A set of bills of exchange for twenty thousand Guilders on that exchange, to be drawn payable to the order of Captain Joyner on His Excellency Benjamin Franklin Esquire at six Months sight.3

RC (Adams Papers).

1John Joyner, an experienced seaman, accompanied Alexander Gillon to France in 1778. In 1781 he was captain of the frigate South Carolina under the command of Como. Gillon as flag officer of the South Carolina Navy. In May 1782, in order to avoid legal claims, Gillon gave Joyner full command of the frigate, a post he held until its capture in Dec. 1782 (Louis F. Middlebrook, The Frigate “South Carolina”: A Famous Revolutionary War Ship, Salem, 1929, p. 27; Laurens, Papers description begins The Papers of Henry Laurens, ed. Philip M. Hamer, George C. Rogers Jr. and David R. Chesnutt (from vol. 5), David R. Chesnutt and C. James Taylor (from vol. 11), and others, Columbia, S.C., 1968–2003; 16 vols. description ends , 15:182).

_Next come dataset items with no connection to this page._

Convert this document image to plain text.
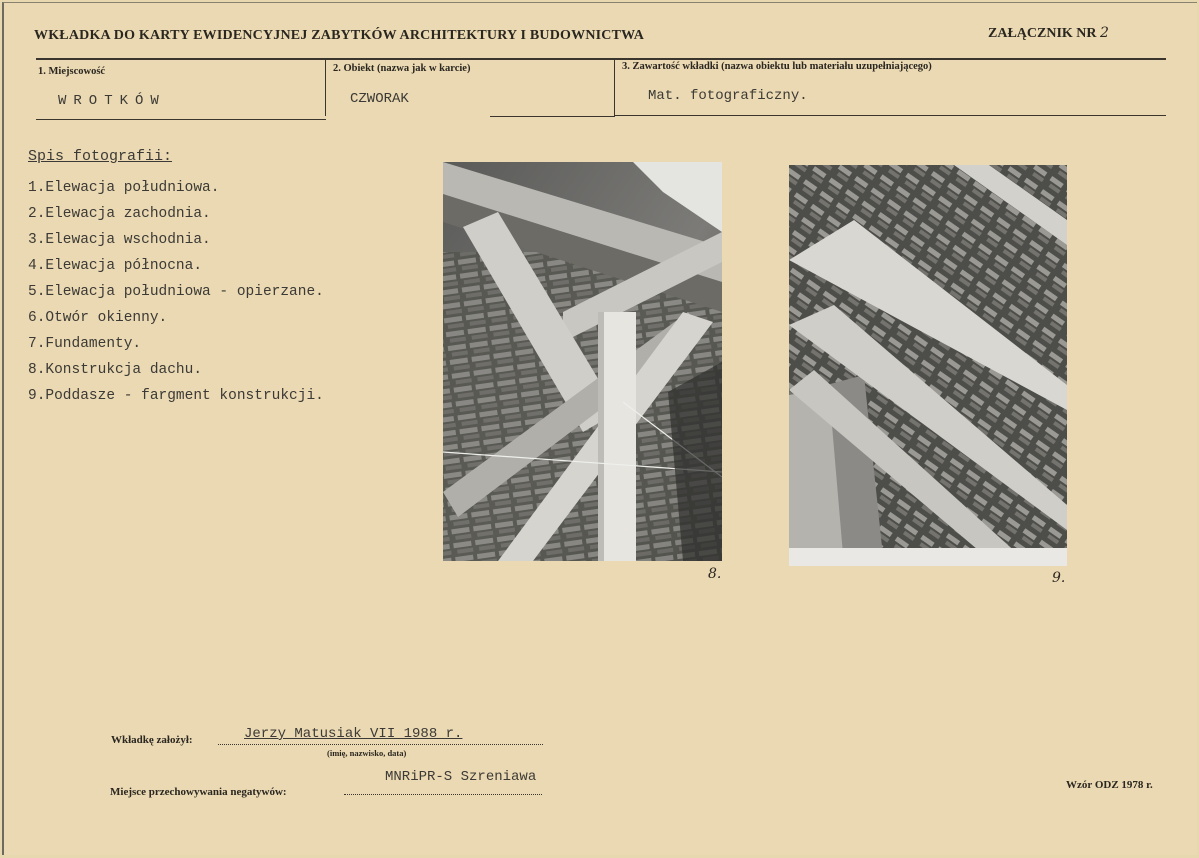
WKŁADKA DO KARTY EWIDENCYJNEJ ZABYTKÓW ARCHITEKTURY I BUDOWNICTWA	ZAŁĄCZNIK NR 2
1. Miejscowość
WROTKÓW
2. Obiekt (nazwa jak w karcie)
CZWORAK
3. Zawartość wkładki (nazwa obiektu lub materiału uzupełniającego)
Mat. fotograficzny.
Spis fotografii:
1.Elewacja południowa.
2.Elewacja zachodnia.
3.Elewacja wschodnia.
4.Elewacja północna.
5.Elewacja południowa - opierzane.
6.Otwór okienny.
7.Fundamenty.
8.Konstrukcja dachu.
9.Poddasze - fargment konstrukcji.
8.	9.
Wkładkę założył:	Jerzy Matusiak VII 1988 r.
(imię, nazwisko, data)
Miejsce przechowywania negatywów:
MNRiPR-S Szreniawa	Wzór ODZ 1978 r.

2The exchange rate for this transaction was apparently two livres per guilder or florin, for when Jackson wrote to JA on 25 May to acknowledge the bills of exchange drawn on Benjamin Franklin, it was for 40,000 livres tournois (Adams Papers). In a letter of 25 May, JA informed Franklin that the bills were being drawn on him rather than Fizeaux, Grand & Co. in Amsterdam because the bankers thought the six months wait until the bills became payable was too long (LbC, Adams Papers; JA, Corr. in the Boston Patriot description begins Correspondence of the Late President Adams. Originally Published in the Boston Patriot. In a Series of Letters, Boston, 1809[–1810]; 10 pts. description ends , p. 470–471).

3This sentence is written on a separate slip of paper.